To argue that Zambrano to some degree overstates the shift does not undermine his insights and their implications. As befits a work of political economy, Zambrano attributes the shift to the influence of interest groups, members of Congress, and federal judges who, for various reasons, wish to limit the authority of state courts over institutional, frequently sued defendants. A principled application of judicial federalism usually relies on the notion that lawsuits involving federal or state law should normally be allocated to federal and state courts, respectively, with the caveat that deference to state courts deciding federal issues can be appropriate in some instances (for example, state criminal cases), and usually the allocative choices made by Congress in statutes is paramount.
The shift to a largely results-oriented, federal-aggrandizement regime does pay deference to Congress (see, for example, CAFA), but otherwise doesn’t bear much resemblance to the traditional picture of judicial federalism.
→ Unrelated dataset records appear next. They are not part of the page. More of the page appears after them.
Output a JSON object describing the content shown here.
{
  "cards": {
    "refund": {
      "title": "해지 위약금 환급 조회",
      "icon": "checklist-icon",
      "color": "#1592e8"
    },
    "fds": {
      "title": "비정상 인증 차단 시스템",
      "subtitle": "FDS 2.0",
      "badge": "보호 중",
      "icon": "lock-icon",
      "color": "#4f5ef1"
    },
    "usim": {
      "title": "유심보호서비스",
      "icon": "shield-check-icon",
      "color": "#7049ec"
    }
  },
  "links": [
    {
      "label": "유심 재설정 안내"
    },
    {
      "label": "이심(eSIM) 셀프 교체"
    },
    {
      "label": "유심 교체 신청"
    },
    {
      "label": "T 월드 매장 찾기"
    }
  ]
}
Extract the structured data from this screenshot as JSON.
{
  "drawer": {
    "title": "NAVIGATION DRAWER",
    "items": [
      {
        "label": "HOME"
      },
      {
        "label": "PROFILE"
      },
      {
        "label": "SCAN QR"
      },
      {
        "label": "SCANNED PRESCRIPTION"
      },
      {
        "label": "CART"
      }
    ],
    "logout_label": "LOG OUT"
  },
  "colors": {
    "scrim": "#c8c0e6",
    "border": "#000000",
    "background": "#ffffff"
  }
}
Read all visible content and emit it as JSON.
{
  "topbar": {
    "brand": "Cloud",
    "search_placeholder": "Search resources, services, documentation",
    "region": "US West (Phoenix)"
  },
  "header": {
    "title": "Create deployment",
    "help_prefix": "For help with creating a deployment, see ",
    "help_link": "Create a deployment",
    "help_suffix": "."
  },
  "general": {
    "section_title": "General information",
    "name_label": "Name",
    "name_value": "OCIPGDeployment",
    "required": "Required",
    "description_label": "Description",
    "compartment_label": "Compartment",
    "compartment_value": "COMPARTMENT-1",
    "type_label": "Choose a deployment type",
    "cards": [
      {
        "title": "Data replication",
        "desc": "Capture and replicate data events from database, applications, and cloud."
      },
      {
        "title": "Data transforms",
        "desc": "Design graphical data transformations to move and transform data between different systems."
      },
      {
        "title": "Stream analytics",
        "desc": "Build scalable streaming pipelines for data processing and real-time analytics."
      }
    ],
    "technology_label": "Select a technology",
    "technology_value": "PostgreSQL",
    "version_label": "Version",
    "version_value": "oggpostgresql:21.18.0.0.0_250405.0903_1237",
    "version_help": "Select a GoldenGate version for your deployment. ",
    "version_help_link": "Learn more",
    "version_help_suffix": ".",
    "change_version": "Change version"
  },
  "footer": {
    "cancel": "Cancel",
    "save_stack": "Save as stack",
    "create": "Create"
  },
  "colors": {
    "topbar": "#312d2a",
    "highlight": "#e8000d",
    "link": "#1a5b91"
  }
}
Perhaps this shouldn’t surprise us. In other contexts, Congress, state officials, and other policymakers frequently pay only lip service to federalism and insist that the federal and state governments stay in their lanes. Rather, these policymakers often seem to focus on desirous policy outcomes, and will inconsistently support or limit federal authority to do so. Zambrano’s account will add another, perhaps unexpected, chapter to the history of judicial federalism.